La ancianidad de los padres es para muchos hijos el gran crisol de su cariño, la prueba de si les quieren de veras y también la hora de grandes amarguras.
Las está pasando, por ejemplo, esta mujer que me escribe angustiada diciéndome que «duda muchas veces de que quiera a su madre». ¿Por qué? Su madre ha cruzado ya la frontera de los ochenta, está enferma y la edad y la enfermedad la han vuelto absorbente.
Quiere que su hija esté todo el día a su lado, la obliga a renunciar a sus vacaciones, a sus amistades, controla incluso las horas de entradas y salidas para ir al trabajo, se vuelve a veces insoportable y la hija no puede menos de estallar en algunas ocasiones; dice entonces cosas desagradables que dan un disgusto a su madre y se lo dan mucho mayor a la hija, que después se queda deshecha por haber perdido los nervios.

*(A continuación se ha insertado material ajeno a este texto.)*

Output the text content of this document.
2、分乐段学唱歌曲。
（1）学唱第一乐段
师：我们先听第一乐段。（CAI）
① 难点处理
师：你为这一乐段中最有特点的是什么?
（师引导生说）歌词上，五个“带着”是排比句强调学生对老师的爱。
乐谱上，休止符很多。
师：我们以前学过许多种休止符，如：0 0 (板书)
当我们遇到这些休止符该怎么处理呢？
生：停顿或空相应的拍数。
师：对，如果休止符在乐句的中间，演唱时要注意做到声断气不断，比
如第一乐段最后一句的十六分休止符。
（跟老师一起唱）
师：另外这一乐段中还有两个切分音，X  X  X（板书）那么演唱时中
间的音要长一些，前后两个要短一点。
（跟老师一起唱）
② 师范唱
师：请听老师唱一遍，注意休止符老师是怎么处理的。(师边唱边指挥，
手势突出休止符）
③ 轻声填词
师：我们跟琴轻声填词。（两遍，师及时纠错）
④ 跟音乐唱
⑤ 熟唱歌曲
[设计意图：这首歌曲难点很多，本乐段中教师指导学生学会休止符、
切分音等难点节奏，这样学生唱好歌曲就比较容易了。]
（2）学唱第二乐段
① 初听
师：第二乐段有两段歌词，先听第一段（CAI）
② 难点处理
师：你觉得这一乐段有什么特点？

Con todo ello, la hija no puede evitar que suban a su cabeza pensamientos absurdos: «Pienso muchas veces internarla en una residencia para estar yo más tranquila». Pero piensa también que su madre fue siempre buenísima con ella y se avergüenza de tales pensamientos. «¿Es —me pregunta— que yo soy egoísta? ¿Es que soy una mala hija?».
Pues no, querida amiga, usted no es una mala hija, es usted un ser humano.
Y, por ello, a veces se cansa de luchar y a su cabeza acuden pensamientos absurdos —que yo sé que usted no realizará nunca—, pero que no puede evitar que visiten su mente. Pero, a fin de cuentas, lo que mide a los hombres es lo que hacemos y no las fantasías que pueden cruzar por nuestra cabeza inevitablemente.
Usted tendrá que empezar por serenarse y asumir como una tarea difícil pero, a fin de cuentas, importantísima y hermosa la de hacer feliz a su madre en los años que le queden en este mundo. Ella, con su edad, con su enfermedad, no puede evitar el ser como es. Quiere mimos, quiere cariño. Y es porque se siente débil y tampoco ella puede evitar el actuar con un poco de egoísmo invasor.
Pero usted, que es más joven, es quien tiene ahora que llevar el timón del problema. Y como usted quiere en serio a su madre, en conjunto lo llevará bien. A veces fallará. Llegarán momentos en que saltarán sus nervios y dirá palabras idiotas que luego la avergonzarán. Pero lo importante es que usted siga esforzándose por encima de esos fallos transitorios.
Piense: cuando usted tenía uno, dos, tres años, también era una niña caprichosa, lloraba de noche por tonterías, cogía pequeñas berraquinas. Y seguro que más de una vez alteró los nervios de su madre, que se dijo a sí misma: «¡Con qué ganas la tiraba por la ventana!». Pero, naturalmente, no lo hizo. La quiso a usted a pesar de sus manías.
Ahora se ha invertido el juego: es su madre la que se ha vuelto niña. Es usted quien debe demostrar que es adulta.